I’ve had one serious relationship with someone who was decidedly more to my right, politically, and although we always did it civilly, we often disagreed. I remember one particularly intense argument about the issue of gay couples adopting children. He thought it was “wrong” and “unnatural,” while I argued that it’s not our place to take away the right to be parents from couples who want nothing more than to nurture, care for, and love a child, especially when any two heterosexual crackheads can fuck, get knocked up, and become parents with no obstacles.
Ultimately the relationship ended–for a host of other reasons–but our divergent political views were definitely a not insignificant factor.
At this point, I don’t think I could seriously date someone who was more conservative than me. There are too many things I feel strongly about for me to spend my life with someone who disagrees.

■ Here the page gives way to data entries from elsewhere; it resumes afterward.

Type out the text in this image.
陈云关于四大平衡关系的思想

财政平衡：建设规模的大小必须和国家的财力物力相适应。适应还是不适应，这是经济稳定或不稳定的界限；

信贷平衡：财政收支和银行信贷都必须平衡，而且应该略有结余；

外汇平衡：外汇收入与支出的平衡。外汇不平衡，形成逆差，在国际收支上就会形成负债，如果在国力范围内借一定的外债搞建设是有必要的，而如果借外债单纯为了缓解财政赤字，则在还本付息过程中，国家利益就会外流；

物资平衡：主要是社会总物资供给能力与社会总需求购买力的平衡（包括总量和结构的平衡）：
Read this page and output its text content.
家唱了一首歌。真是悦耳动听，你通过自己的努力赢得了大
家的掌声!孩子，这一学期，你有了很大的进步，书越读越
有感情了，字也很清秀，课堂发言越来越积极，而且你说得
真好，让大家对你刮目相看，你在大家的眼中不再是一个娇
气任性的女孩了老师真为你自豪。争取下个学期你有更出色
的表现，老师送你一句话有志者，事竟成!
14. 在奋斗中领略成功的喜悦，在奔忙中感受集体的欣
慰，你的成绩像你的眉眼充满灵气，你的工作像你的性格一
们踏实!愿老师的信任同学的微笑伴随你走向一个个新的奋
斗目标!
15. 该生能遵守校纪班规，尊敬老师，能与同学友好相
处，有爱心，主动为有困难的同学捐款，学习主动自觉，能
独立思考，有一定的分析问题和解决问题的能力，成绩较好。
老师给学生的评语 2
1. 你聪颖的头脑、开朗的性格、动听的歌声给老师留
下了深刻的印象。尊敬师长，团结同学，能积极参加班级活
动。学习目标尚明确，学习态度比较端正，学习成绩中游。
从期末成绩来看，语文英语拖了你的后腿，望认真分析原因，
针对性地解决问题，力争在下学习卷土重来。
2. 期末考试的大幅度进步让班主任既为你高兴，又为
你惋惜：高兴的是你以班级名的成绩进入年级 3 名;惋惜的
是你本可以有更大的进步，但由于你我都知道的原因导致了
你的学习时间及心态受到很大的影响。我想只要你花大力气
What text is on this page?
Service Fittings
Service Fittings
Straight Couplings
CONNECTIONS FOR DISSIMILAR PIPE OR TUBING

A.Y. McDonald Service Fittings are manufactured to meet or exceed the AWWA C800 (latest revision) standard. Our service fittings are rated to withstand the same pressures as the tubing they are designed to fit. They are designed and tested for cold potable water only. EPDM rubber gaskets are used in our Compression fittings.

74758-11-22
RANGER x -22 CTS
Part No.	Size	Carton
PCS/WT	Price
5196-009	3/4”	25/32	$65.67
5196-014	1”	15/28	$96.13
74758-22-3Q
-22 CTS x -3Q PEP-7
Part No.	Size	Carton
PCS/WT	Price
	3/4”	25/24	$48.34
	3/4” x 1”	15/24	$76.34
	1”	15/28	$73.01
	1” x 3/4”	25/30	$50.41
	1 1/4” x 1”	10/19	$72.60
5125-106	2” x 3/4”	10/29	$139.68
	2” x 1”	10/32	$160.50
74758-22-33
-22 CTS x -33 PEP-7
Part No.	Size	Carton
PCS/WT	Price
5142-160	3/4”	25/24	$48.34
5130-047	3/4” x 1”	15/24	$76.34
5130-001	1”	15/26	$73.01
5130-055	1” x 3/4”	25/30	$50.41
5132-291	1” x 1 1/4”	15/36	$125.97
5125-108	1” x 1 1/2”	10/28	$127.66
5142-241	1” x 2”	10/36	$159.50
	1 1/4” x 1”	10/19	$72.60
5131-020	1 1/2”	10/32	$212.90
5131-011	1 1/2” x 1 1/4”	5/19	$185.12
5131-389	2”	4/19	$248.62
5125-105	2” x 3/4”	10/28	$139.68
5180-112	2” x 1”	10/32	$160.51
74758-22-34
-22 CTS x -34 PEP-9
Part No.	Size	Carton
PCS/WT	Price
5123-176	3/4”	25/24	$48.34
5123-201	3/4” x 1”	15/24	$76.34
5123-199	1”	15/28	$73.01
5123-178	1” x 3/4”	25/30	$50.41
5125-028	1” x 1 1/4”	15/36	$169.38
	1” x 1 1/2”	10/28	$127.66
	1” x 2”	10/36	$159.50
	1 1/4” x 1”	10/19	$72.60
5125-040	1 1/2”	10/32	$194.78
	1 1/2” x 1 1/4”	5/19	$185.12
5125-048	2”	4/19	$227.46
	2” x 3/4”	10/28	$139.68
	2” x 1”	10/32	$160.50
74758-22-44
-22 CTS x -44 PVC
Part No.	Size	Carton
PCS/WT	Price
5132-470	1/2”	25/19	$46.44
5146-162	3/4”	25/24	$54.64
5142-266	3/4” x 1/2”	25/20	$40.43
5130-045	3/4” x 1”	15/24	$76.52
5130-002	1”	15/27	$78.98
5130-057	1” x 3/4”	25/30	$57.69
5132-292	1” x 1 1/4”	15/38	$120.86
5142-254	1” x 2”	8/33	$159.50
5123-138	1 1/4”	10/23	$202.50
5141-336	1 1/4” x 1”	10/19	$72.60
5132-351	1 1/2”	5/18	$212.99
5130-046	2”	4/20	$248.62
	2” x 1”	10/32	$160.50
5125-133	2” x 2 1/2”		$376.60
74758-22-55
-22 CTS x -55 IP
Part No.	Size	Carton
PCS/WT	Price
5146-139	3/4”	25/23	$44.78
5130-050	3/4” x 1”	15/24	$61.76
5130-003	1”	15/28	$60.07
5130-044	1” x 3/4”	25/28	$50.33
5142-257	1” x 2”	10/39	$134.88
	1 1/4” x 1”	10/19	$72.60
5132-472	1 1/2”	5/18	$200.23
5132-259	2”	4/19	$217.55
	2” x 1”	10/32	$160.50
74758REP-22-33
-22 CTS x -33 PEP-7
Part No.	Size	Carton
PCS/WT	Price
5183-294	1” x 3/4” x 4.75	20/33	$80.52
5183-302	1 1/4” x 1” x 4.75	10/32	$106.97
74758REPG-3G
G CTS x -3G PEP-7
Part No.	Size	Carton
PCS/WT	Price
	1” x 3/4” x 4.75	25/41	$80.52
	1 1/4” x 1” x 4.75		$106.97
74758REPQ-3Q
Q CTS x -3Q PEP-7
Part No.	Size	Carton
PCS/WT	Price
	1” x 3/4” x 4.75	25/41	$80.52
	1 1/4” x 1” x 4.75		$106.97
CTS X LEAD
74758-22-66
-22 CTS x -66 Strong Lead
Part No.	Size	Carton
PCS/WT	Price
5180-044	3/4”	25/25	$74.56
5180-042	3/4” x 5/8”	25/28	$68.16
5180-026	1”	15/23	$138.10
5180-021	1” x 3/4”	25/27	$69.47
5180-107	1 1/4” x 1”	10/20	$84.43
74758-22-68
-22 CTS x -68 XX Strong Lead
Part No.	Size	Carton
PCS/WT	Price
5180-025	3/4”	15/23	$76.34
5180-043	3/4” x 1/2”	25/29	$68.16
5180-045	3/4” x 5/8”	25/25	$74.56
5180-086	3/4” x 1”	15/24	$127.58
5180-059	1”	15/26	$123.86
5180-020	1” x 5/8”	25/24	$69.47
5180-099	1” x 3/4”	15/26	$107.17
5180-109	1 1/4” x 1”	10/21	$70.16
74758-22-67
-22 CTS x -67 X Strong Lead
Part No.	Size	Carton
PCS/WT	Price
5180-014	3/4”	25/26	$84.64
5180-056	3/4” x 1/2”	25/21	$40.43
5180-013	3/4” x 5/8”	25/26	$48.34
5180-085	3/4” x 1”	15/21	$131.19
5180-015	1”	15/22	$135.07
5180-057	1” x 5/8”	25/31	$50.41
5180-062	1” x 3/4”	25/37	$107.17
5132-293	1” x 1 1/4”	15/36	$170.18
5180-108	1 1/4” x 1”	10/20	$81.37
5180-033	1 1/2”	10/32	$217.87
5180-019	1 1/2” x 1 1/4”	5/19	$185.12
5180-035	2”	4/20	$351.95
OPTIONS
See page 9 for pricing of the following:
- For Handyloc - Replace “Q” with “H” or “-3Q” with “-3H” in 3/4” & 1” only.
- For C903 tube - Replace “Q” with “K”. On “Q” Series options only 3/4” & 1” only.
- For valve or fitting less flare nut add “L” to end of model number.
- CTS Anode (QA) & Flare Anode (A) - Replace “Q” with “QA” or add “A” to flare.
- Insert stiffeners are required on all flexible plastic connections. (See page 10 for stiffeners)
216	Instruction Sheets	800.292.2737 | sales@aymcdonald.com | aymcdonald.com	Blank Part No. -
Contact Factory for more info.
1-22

First of all, I’m an argumentative person, and I’d like to avoid gratuitous fights with the person I love. Secondly, I don’t think I would be ok with knowing that my partner’s vote was directly counteracting what mine was trying to achieve. Lastly, and most importantly, there’s no way I could ever have and raise children with someone whose values about fundamental things like social justice, civil rights, and individual freedoms differed from mine.
I have a lot of admiration and respect for couples who make it work–frankly, I have no idea how they do it. That kind of lifelong point of contention is something I want to avoid for my family.
That said, until I start a family, I’ll continue to be an equal opportunity dater–at least as long as those investment bankers are buying my drinks.
Would you date someone whose political views differed from yours?